Saturday, February 4, 2012

Article: Bill defines strangulation as an assault

Strangulation should be an explicit felony offense, a Senate committee decided Thursday.
Lawmakers on the Senate Judiciary Committee voted unanimously to approve Senate Bill 156, which revises the state's aggravated assault law to include strangulation.
Proponents said that strangulation is a common component of domestic violence, and that it is often hard to make a felony assault conviction stick under current law.
"This is an attempt to improve the ability to prosecute what I hope we all agree is the serious crime of strangulation," said Sen. Craig Tieszen, R-Rapid City.
Pointing to the current components of the aggravated assault law, Tieszen said the different types of aggravated assault are often enough.
"You might ask yourself: ‘Can't strangulation be prosecuted under one of those subsections,'" Tieszen told the committee. "The answer in many, perhaps most cases, is that yes, it can be."
But sometimes, Tieszen said, it is "like putting a square peg through a round hole."
Someone who attempts to cause "serious bodily injury to another" while "manifesting extreme indifference to the value of human life" can be guilty of felony assault. So can someone who "attempts by physical menace with a deadly weapon to put another in fear of imminent bodily harm."
If SB156 passes, trying to "induce a fear of death or imminent bodily harm" by blocking someone's breathing with hands on the mouth or throat could also be convicted of aggravated assault.
Supporters of the bill said something needs to be done to target the problem.
Sgt.
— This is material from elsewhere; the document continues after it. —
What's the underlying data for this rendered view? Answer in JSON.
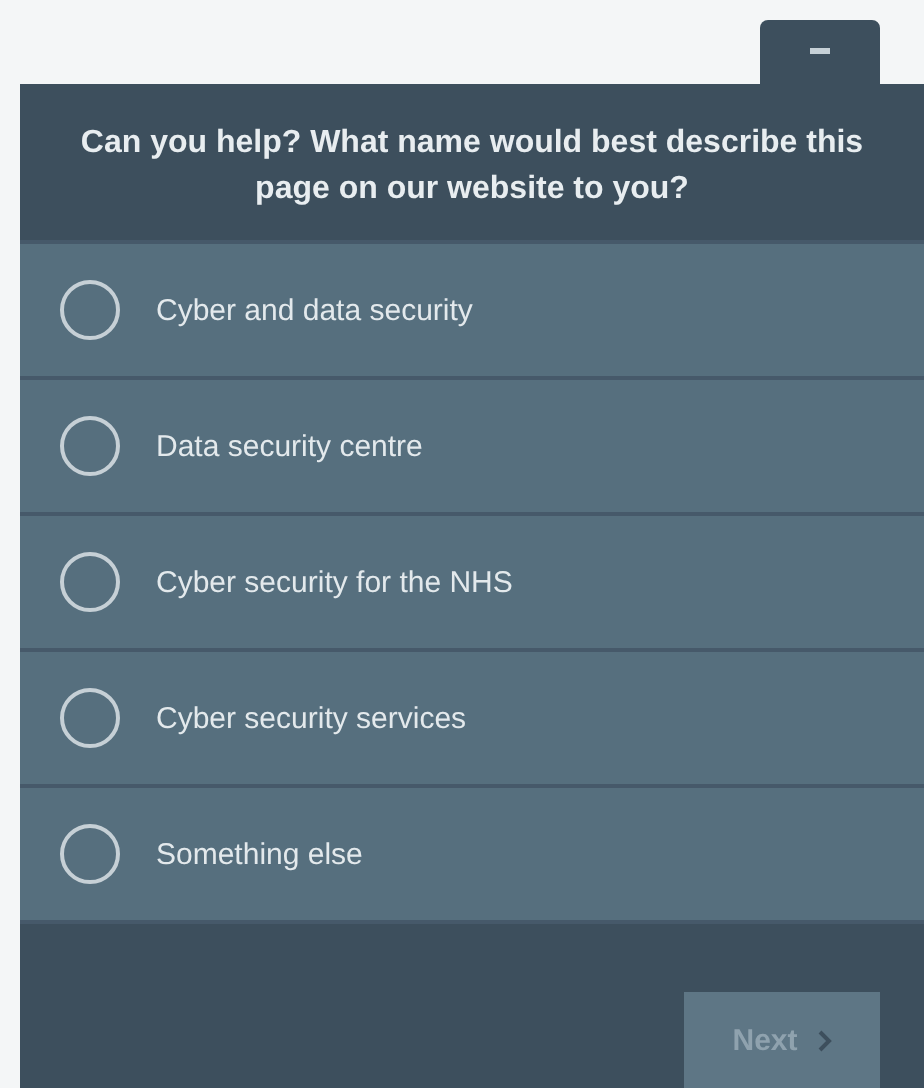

Matt Sargent of the Pennington County Sheriff's Office testified that between Pennington County and the Rapid City Police Department strangulation took place in 41 of 562 domestic violence arrests last year - a number Sargent believes to be low due to incorrect reporting.
Other Rapid City witnesses also urged the committee to pass the bill.
Dr. Anne Fisher, who heads the sexual assault response team at Rapid City Regional Hospital, described the medical aspects of strangulation, calling it "an extremely lethal form of assault" and "homicide on the installment plan" for its lasting effects.
Fred Magnavito, a psychologist who works with numerous local law enforcement agencies, described how the mind reacts to a strangulation attempt by one's partner - a psychological and physiological response that often leaves victims unable to escape.
If a woman has been strangled, Magnavito said, "her body will never get back to normal."
Magnavito said he didn't know if specifying strangulation as a felony assault would deter the crime, but he said he views it as necessary "justice."
Jacqi Galles of Rapid City, a survivor of strangulation, said perpetrators often escape serious punishment for their crimes.
"They need to be held accountable," Galles said. "Our certain laws we have now do not do that. I ask you and I beg you to go through with this. It is extremely important."
Before passing SB156, lawmakers approved an amendment offered by Paul Bachand of the South Dakota State's Attorneys Association, which made the language describing strangulation much more specific.
Bachand said he wanted to help prosecute true abusers without slapping "two guys wrestling" at a bar with a felony instead of a misdemeanor.
Both the amendment and SB156 as amended passed the Senate Judiciary Committee unanimously and now move to the full Senate.